The problem, they write, is that generative AI and its imagined successor AGI are “unscoped and thus unsafe.” They argue that “attempting to build AGI follows neither scientific nor engineering principles.” And ask, “What would be the standard operating conditions for a system advertised as a ‘universal algorithm for learning and acting in any environment’?” They advocate for “narrow AI” systems that are well-scoped and well-defined, so that the data they are trained on and the tasks they complete are relevant to the problems they are trying to solve.


Gebru and Torres also highlight that AI systems are voracious consumers of energy that could be used for better things than asking unanswered election queries, enabling advertisers to target and converse with buyers directly, and erasing unwanted people and objects from images with Magic Eraser. “Resources that could go to many entities around the world, each building computational systems that serve the needs of specific communities,” they note, “are being siphoned away to a handful of corporations trying to build AGI.”


Proponents are not opposed to AI, or generative AI. We are for it, when it does not cause harm or confusion. When it is in line with the need to solve problems for which its power is not just convenient but required. When its use benefits the most people without causing collateral damage, particularly those who are already marginalized and vulnerable because of the obstacles they face in accessing power they need to protect their families, their health, their environments, their livelihoods, and their human and civil rights. We are for AI and generative AI when it is accountable to the people it purports to serve.
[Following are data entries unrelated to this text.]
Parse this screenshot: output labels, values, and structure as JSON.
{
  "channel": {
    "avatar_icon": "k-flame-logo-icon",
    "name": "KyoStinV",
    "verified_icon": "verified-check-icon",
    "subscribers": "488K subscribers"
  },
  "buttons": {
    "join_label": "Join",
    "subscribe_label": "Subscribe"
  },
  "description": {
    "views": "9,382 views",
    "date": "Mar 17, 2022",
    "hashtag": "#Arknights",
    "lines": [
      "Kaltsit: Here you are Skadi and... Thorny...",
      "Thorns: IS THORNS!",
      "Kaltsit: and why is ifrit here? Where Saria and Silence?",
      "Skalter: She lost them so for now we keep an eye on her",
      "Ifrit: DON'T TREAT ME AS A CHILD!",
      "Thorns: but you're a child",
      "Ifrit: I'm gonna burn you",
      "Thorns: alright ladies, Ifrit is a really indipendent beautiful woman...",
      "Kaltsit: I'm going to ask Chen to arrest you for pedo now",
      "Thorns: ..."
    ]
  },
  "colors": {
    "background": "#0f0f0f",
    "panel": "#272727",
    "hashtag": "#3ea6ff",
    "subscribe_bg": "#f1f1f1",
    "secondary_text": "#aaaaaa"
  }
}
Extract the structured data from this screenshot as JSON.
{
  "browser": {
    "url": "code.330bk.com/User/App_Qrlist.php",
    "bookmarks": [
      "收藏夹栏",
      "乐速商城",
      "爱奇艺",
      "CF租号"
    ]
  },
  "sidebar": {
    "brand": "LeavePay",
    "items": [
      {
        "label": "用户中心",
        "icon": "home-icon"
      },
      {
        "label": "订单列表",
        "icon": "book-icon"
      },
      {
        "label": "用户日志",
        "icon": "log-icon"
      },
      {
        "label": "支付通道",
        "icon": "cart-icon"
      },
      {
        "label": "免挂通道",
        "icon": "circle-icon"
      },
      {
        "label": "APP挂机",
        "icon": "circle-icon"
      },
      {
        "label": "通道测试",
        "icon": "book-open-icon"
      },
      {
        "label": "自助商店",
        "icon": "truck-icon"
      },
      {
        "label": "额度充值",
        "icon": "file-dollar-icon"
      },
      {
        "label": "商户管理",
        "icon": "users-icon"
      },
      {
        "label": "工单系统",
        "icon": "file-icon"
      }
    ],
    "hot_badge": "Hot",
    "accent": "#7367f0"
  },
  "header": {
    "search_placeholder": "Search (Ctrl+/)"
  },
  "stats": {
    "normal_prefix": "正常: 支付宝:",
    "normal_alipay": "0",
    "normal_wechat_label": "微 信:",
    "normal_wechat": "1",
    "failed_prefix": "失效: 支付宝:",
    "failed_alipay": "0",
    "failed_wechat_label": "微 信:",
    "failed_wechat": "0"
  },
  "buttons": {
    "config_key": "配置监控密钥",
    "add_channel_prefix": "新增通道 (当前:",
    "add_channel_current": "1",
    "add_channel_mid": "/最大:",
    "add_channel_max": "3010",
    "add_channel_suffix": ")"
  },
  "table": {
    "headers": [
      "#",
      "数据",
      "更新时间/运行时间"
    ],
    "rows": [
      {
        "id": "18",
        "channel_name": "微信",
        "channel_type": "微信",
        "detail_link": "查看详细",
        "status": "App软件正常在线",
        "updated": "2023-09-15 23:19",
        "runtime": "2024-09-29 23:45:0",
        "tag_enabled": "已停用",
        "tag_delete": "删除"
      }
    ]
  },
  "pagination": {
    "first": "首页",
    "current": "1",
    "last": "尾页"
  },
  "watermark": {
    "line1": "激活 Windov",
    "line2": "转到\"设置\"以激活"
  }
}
With Proposal 12, and in the current absence of general regulation, Proponents simply ask Alphabet to minimize the uncertainties about the potential harms and waste of generative AI by measuring its performance against the standards the Company has set for itself. We then ask the Company to share what it learns once a year, so that shareholders can make informed decisions about their investments with a clear picture of the impact of Alphabet’s generative AI tools on society, including information ecosystems. By holding itself publicly and measurably accountable to its commitments on generative AI, Alphabet would help rebuild waning trust in not just technology but also the company, setting a standard for other companies to follow at this critical moment.


We encourage you to vote FOR this resolution and take a first step toward telling Alphabet that AI creates value when it centers and serves people.



20 Gebru, T., & Torres, Émile P. (2024). The TESCREAL bundle: Eugenics and the promise of utopia through artificial general intelligence. First Monday, 29(4).